Resilience and Recovery from Trauma: "But part of the way that works is you can sort of get through a difficult situation, but you eventually do have to sort of pay the cost later. Whatever it is, whether it's a physical trauma or a mental trauma or psychological trauma, right, where in the moment, you could be in a car accident and have a serious injury, but because your body's in shock, you can actually move and the adrenaline is going. You can actually do things you ordinarily couldn't do because your body is in fight or flight and you're trying to survive, and then you don't even feel the pain, right?"

— Rob Henderson [01:14:22 → 01:15:00]

Cultural Influence and Health Perception: "And so collectively, if we all sort of look around and see tv shows on Netflix or op ed columnists or radio show hosts, just sort of, in the aggregate, all of the sort of media around us, all of the people around us, people who our culture deems as relevant and important voices to listen to. And all of them are saying, like, hey, healthy at any size, instead of like, hey, it's a good idea to sort of monitor your weight and your health and take care of yourself. Gradually, people are going to sort of follow into one pattern or the other based on the messages that they're hearing over and over from, quote unquote, important people."

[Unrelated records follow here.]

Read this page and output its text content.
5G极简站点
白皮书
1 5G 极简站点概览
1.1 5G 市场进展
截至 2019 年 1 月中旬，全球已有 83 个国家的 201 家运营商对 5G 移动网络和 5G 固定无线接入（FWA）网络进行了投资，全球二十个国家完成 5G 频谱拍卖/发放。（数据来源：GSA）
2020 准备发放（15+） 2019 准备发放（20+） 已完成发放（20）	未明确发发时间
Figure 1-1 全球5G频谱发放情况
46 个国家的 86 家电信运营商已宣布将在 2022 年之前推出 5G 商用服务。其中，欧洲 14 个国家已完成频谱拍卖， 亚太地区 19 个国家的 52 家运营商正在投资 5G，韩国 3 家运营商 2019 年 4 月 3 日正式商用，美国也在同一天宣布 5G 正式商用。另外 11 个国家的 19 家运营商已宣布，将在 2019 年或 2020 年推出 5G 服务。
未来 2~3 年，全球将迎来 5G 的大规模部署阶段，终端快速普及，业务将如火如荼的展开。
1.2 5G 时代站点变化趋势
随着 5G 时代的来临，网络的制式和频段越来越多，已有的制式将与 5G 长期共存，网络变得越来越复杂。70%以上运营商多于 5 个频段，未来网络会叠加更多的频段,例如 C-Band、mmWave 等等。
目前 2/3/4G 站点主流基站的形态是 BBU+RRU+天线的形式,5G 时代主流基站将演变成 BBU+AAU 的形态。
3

— Rob Henderson [01:32:46 → 01:33:22]

Cultural Influences on Dating Trends: "There was one example of this, a friend of mine, he told me that when he set his dating app, radius, to just around the campus, which is like a 1 mile radius or whatever, he said that most of the women at this point, I think he was either a grad student or undergrad. He was early twenty s, and he said most of the women around him would have in their bios, I think. I don't remember what app this was, but a lot of them would say, like, polly, or keeping it casual, or nothing serious, or just kind of having fun and seeing what's out there. Just this sort of relaxed, casual attitude to relationships, or just like the poly thing of just like non monogamous, whatever. And then he said when he extended the radius to the dating app to encompass the rest of the town in its outskirts, which was a more sort of blue collar, low income area, same age category of women, whatever it was, 18 or 19 to 24, something about half of the women were single moms."

— Rob Henderson [01:34:11 → 01:35:11]

Educational Disparity and Lifestyle Choices: "If you go to an expensive university, being poly or casual or whatever just means having fun and having a good time. But for women who are not in that situation, who are in a more sort of more low income, more impoverished, dysfunctional environment, often you just get. You have sex with some guy, and then you end up having to take care of the resulting kid, and the kid goes on to have a difficult life. So, yeah, it just looks very different. And it would be nice if we thought more about this, that maybe you yourself, as a highly educated, intelligent, high impulse control, careful person with access to resources and cultural capital and so on, you yourself may be able to have a lot of different sexual partners and try different substances and sort of partake in things that may be fun and technically, maybe isn't hurting anyone in the short term, but in the long run, if people who are less fortunate than you partake in the same behaviors, it will cause their life to spiral out of control."

— Rob Henderson [01:35:20 → 01:36:30]

Managing Emotions and Finding Role Models: "But when you're young, it just feels like everything is either super great or the end of the world. And to just sort of understand that, don't assign too much value to whatever emotion you're feeling in the moment and try to think more about the future."